For Liveness, again by the argument for CA, we know that all non-faulty parties send an echo3 message. If all of them send <echo3, u> for a non-$\bot$ value $u$, then clearly we have liveness. Otherwise, note that if a non-faulty sent <echo3, bot> then eventually all non-faulty will send echo1 for both 0 and 1, so eventually they will all send <echo2, bot> and output $\bot$ if they didn’t output before.

The new addition is binding:

Binding: Consider the first non-faulty party that sees $n-f$ echo3 messages. There are two cases; if some non-faulty party sent a non-$\bot$ echo3 message then we have binding from the Weak Agreement property (recall that we have Weak Agreement on echo3 messages from the CA algorithm). Otherwise there are at least $f+1$ non-faulty parties that sent <echo3, bot>. This means that no other non-faulty party can see $n-f$ echo3 messages with a non-$\bot$ value, so $\bot$ is the only possible output, hence we have (trivially) binding for both 0 and 1.

Termination and Pipelining

Just as with CA, we add the same Termination Gadget mechanism for BCA and the same proof holds.

Similarly, if multiple BCA instances are executed serially, then the <output> message can be pipelined in the same way.

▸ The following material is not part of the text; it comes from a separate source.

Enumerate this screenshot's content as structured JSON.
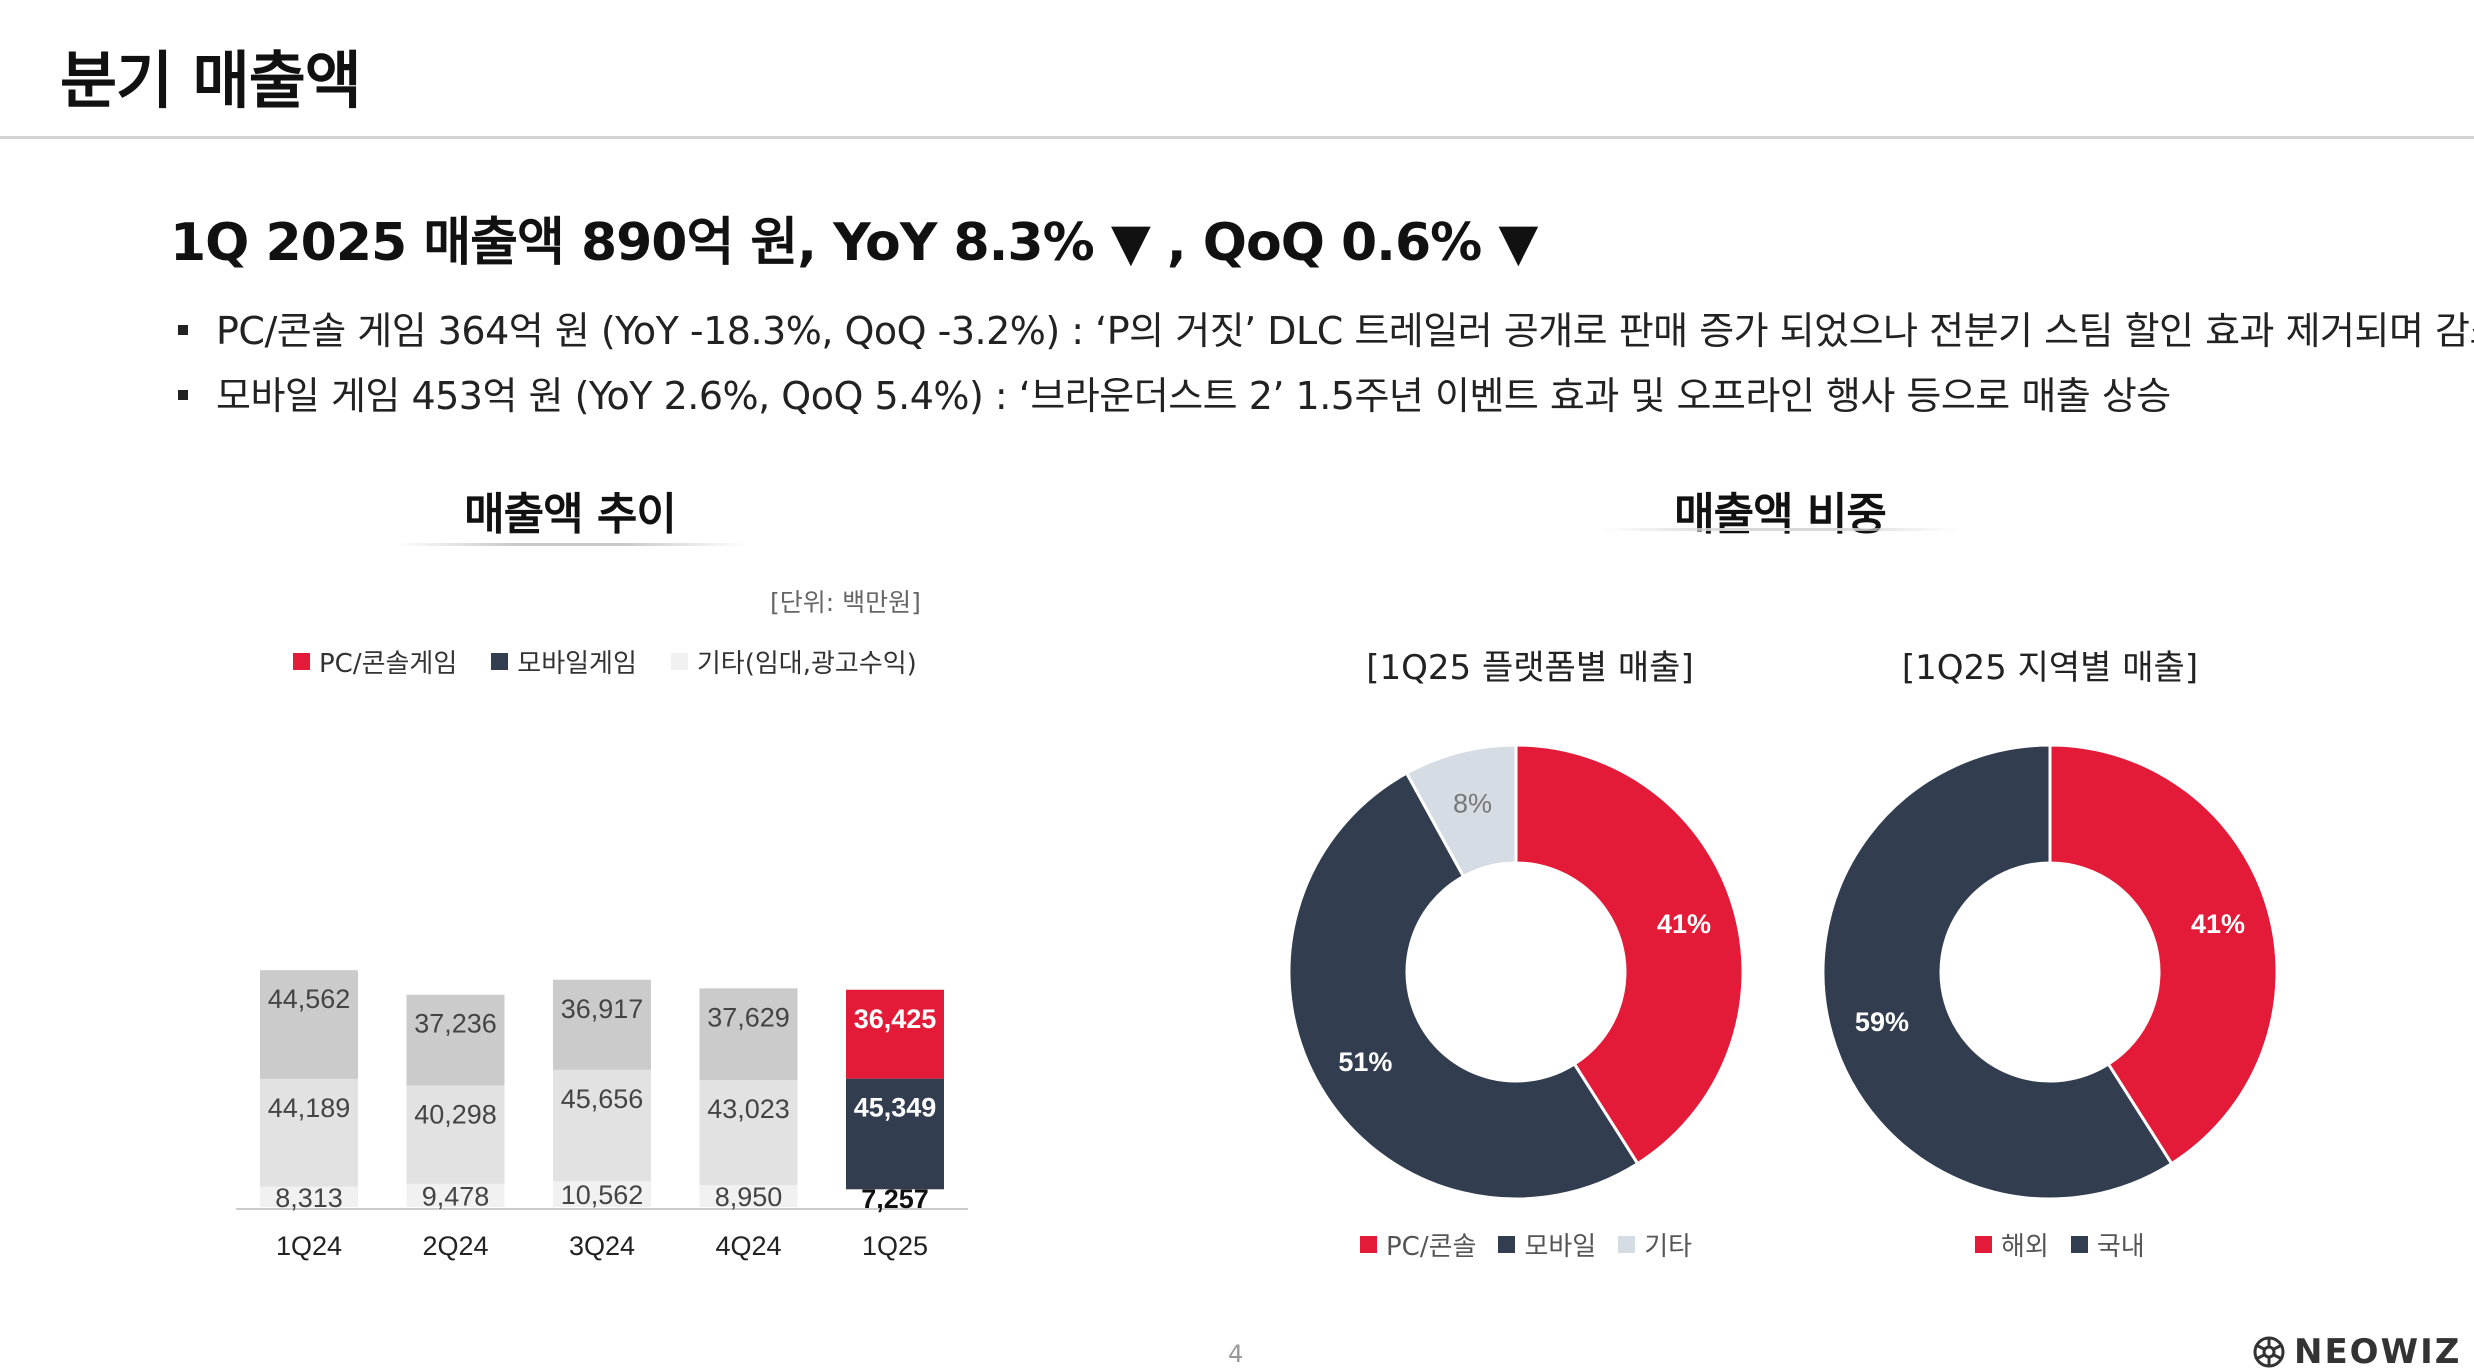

Message complexity of CA and BCA

Observe that in CA each non-faulty party sends at most 3 messages (and just 2 if all non-faulty parties have the same input). In BCA each non-faulty party sends at most 4 messages (and just 3 if all non-faulty parties have the same input). Finally, the termination gadget adds one more message, but this message can be pipelined if instances of CA or BCA are run sequentially.

So the total message complexity is $O(n^2)$, with low constants.